Note: Requires all_atom data.

# Analyze contacts for Glucose (GLC) with a 3.3 Å cutoff (H-bonds)
contacts = db.analyze_ligand_contacts("GLC", distance_cutoff=3.3)
# Found 156 contacts (42 potential H-bonds: N/O/S pairs)
print(contacts)

# Widen the cutoff for more general contacts
contacts_wide = db.analyze_ligand_contacts("GLC", distance_cutoff=4.5)

# Save both the contacts chart and the 2D ligand depiction
db.analyze_ligand_contacts("GLC", output_file="contacts.png",
                            ligand_2d_file="glc_2d.png")

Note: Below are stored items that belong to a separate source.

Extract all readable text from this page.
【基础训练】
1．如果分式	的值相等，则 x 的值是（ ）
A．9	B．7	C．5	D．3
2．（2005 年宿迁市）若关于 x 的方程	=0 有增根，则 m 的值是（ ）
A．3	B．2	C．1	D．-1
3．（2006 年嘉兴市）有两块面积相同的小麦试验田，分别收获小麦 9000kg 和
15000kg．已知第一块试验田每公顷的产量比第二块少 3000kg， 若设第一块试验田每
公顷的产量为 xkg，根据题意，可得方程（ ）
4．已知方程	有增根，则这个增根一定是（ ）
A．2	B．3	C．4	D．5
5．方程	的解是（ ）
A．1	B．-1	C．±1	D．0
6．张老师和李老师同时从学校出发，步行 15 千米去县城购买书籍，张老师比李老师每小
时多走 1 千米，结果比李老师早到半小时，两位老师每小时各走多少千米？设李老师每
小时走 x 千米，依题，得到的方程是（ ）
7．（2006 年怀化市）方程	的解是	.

# If you only pass output_file, the 2D depiction auto-saves as {stem}_ligand2d.png
db.analyze_ligand_contacts("GLC", output_file="contacts.png")
# -> also saves contacts_ligand2d.png

4. Binding Pocket Composition

Filter structures based on the amino acid composition of their binding pockets.

import polars as pl

# Get a DataFrame of residue counts in the binding pocket (e.g. within 8 Å)
pockets = db.get_binding_pockets("GLC", distance_cutoff=8.0)
print(pockets)
# shape: (150, 21)
# ┌──────────────┬─────┬─────┬─────┬─────┐
# │ structure_id ┆ ALA ┆ ARG ┆ ... ┆ TRP │
# ╞══════════════╪═════╪═════╪═════╪═════╡
# │ 1abc         ┆ 2   ┆ 0   ┆ ... ┆ 1   │
# │ 2xyz         ┆ 1   ┆ 1   ┆ ... ┆ 0   │
# └──────────────┴─────┴─────┴─────┴─────┘

# Filter: Find all structures that have at least one Tryptophan in the pocket
trp_binders = pockets.filter(pl.col("TRP") > 0)
print(f"Found {trp_binders.height} structures with TRP in the GLC pocket.")

# Visualize the aggregate composition across all structures
db.analyze_binding_pocket("GLC", distance_cutoff=8.0)

2D Visualization (RDKit)

The analyze_ligand_contacts function generates a 2D depiction of the ligand with atoms color-coded by contact count (red = many contacts, blue = few).

This requires RDKit. Install with: pip install sicifus[viz] or pip install rdkit.

If RDKit is not available, the contacts bar chart still works, but the 2D image is skipped.